The Squire was incensed. “Get that peasant out of here now! Out of my house!”. “Come on lad”, said the Butler and both he and a groom reluctantly wrestled him down the stairs. Yet, as he was thrown out of the door, the Ploughswain could be heard pledging: “I shall always love thee, no matter what! I shall look after thee and cherish thee forever! FOREVER!”.

“She is only a little better”, said the Cook as the Physician began to examine the poorly girl. After a long while, he scratched his head and said: “I must confess that whatever ails this child is beyond me. I can treat her but cannot be certain that there will be any improvement”.

But this was all wrong! This was not supposed to happen. The Witch’s potion was simply meant to cure her of this foolish fancy and bring her to her senses - not to make her desperately ill!

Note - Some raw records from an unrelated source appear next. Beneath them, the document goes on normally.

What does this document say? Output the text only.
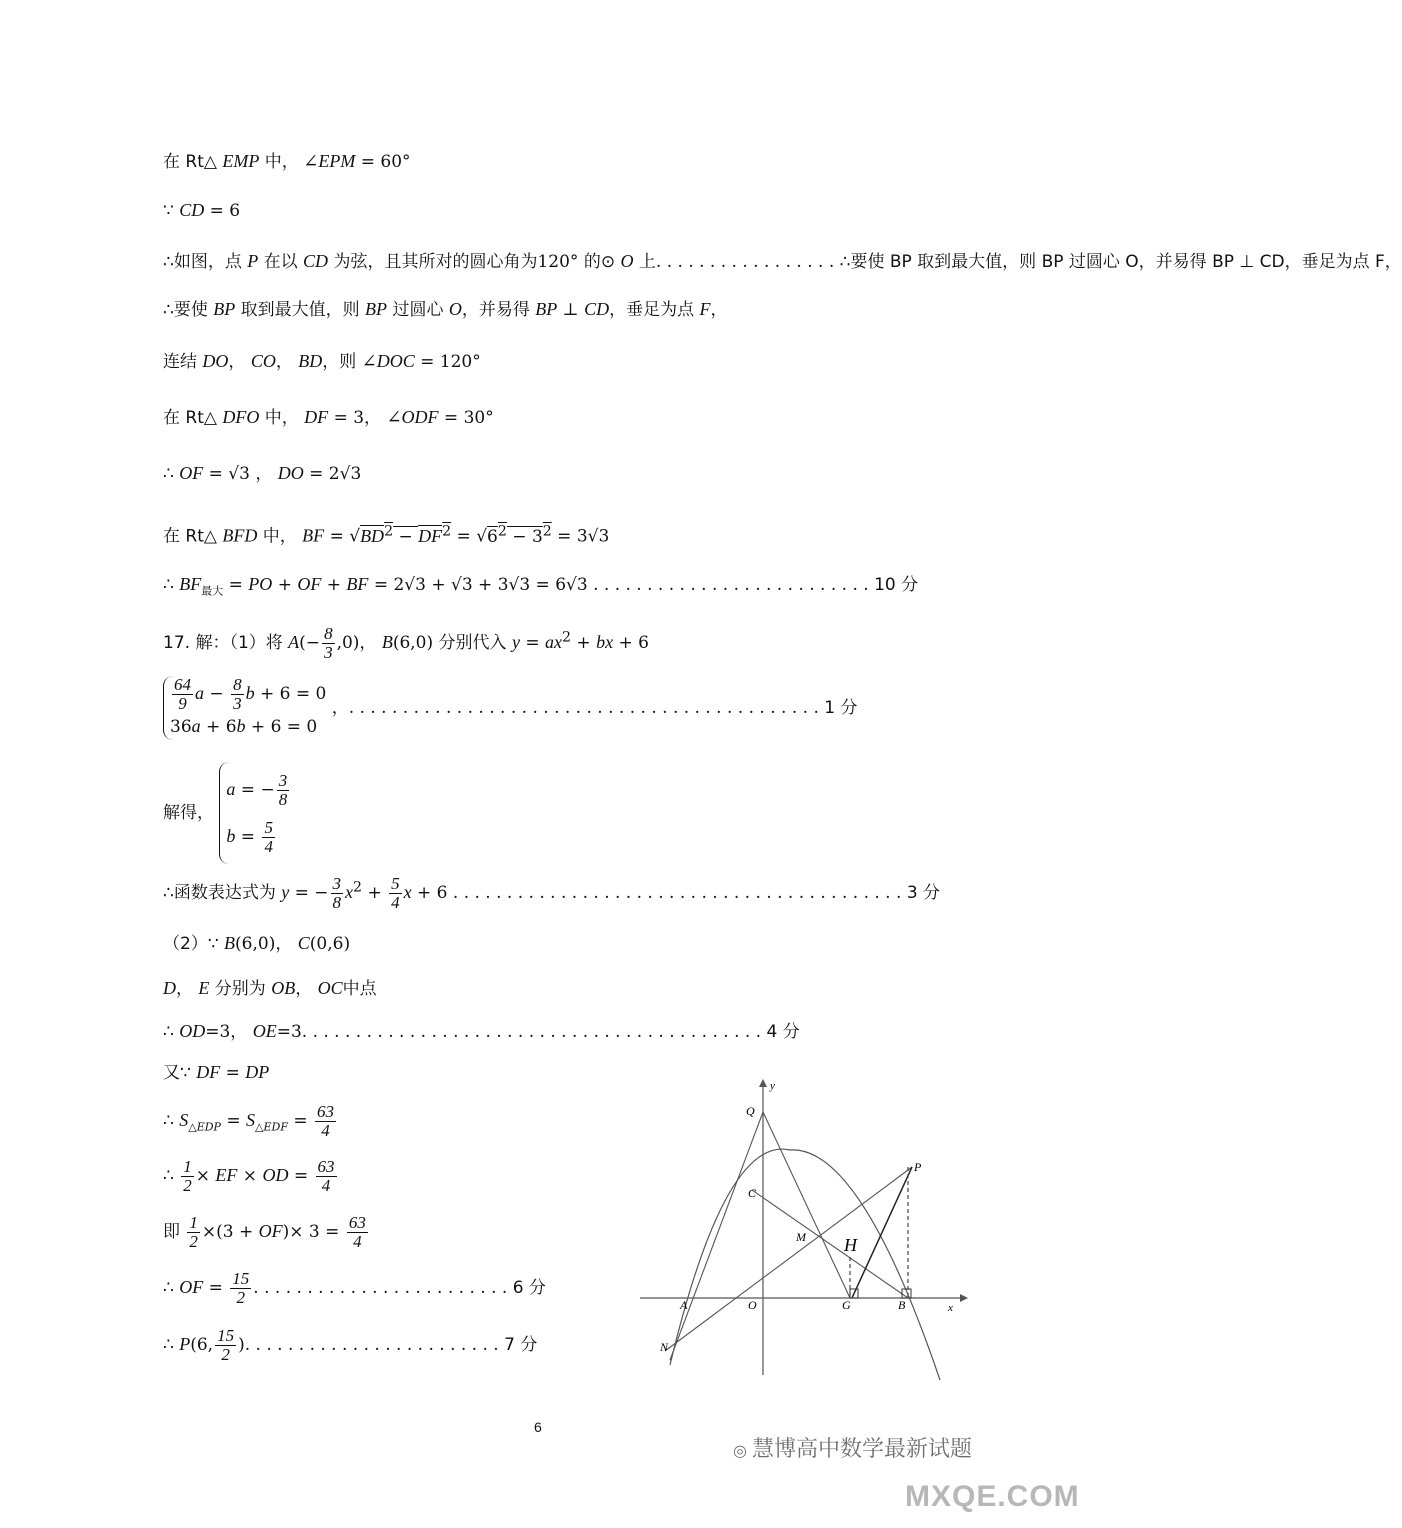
在 Rt△ EMP 中， ∠EPM = 60°
∵ CD = 6
∴如图，点 P 在以 CD 为弦，且其所对的圆心角为120° 的⊙ O 上. . . . . . . . . . . . . . . . . ∴要使 BP 取到最大值，则 BP 过圆心 O，并易得 BP ⊥ CD，垂足为点 F，
∴要使 BP 取到最大值，则 BP 过圆心 O，并易得 BP ⊥ CD，垂足为点 F，
连结 DO， CO， BD，则 ∠DOC = 120°
在 Rt△ DFO 中， DF = 3， ∠ODF = 30°
∴ OF = √3 ， DO = 2√3
在 Rt△ BFD 中， BF = $√BD^2 - DF^2 = √6^2 - 3^2 = 3√3$
∴ $BF_{最大}$ = PO + OF + BF = 2√3 + √3 + 3√3 = 6√3 . . . . . . . . . . . . . . . . . . . . . . . . . . 10 分
17. 解：（1）将 $A(- \frac{8}{3} ,0)$， B(6,0) 分别代入 $y = ax^2$ + bx + 6
$\frac{64}{9}$ $a - \frac{8}{3}$ b + 6 = 0
36a + 6b + 6 = 0
，. . . . . . . . . . . . . . . . . . . . . . . . . . . . . . . . . . . . . . . . . . . . 1 分
解得，
a = − $\frac{3}{8}$
$b = \frac{5}{4}$
∴函数表达式为 y = − $\frac{3}{8} x^2 + \frac{5}{4}$ x + 6 . . . . . . . . . . . . . . . . . . . . . . . . . . . . . . . . . . . . . . . . . . 3 分
（2）∵ B(6,0)， C(0,6)
D， E 分别为 OB， OC中点
∴ OD=3， OE=3. . . . . . . . . . . . . . . . . . . . . . . . . . . . . . . . . . . . . . . . . . . 4 分
又∵ DF = DP
∴ $S_{\triangle EDP} = S_{\triangle EDF} = \frac{63}{4}$
∴ $\frac{1}{2}$ × EF × OD = $\frac{63}{4}$
即 $\frac{1}{2} \times(3 + OF)\times 3 = \frac{63}{4}$
∴ OF = $\frac{15}{2}$ . . . . . . . . . . . . . . . . . . . . . . . . 6 分
∴ P(6, $\frac{15}{2}$ ). . . . . . . . . . . . . . . . . . . . . . . . 7 分
y
x
Q
C
P
M H
A	O	G	B
N
6
◎ 慧博高中数学最新试题
MXQE.COM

At this point, all eyes in the room turned towards the Nobleman. Their faces shocked and dumbfounded. It was then that the Squire realised that he had been.. thinking out loud - they had all heard every word about the Witch and the potion. The Physician’s face was the first to turn to anger. “Witchcraft? You have been using a witch? You wicked man - may Satan take you for your sinful actions! I’ll accept no payment for any of this - I can do nothing here, nothing at all!”, and with that, he stood, packed away his leech jar and quickly left. The room fell silent and, as the Squire made an effort to explain, he merely succeeded in blubbering uncontrollably. He could no longer stand the looks of condemnation and ran from the house, riding off into the night.. toward the woods.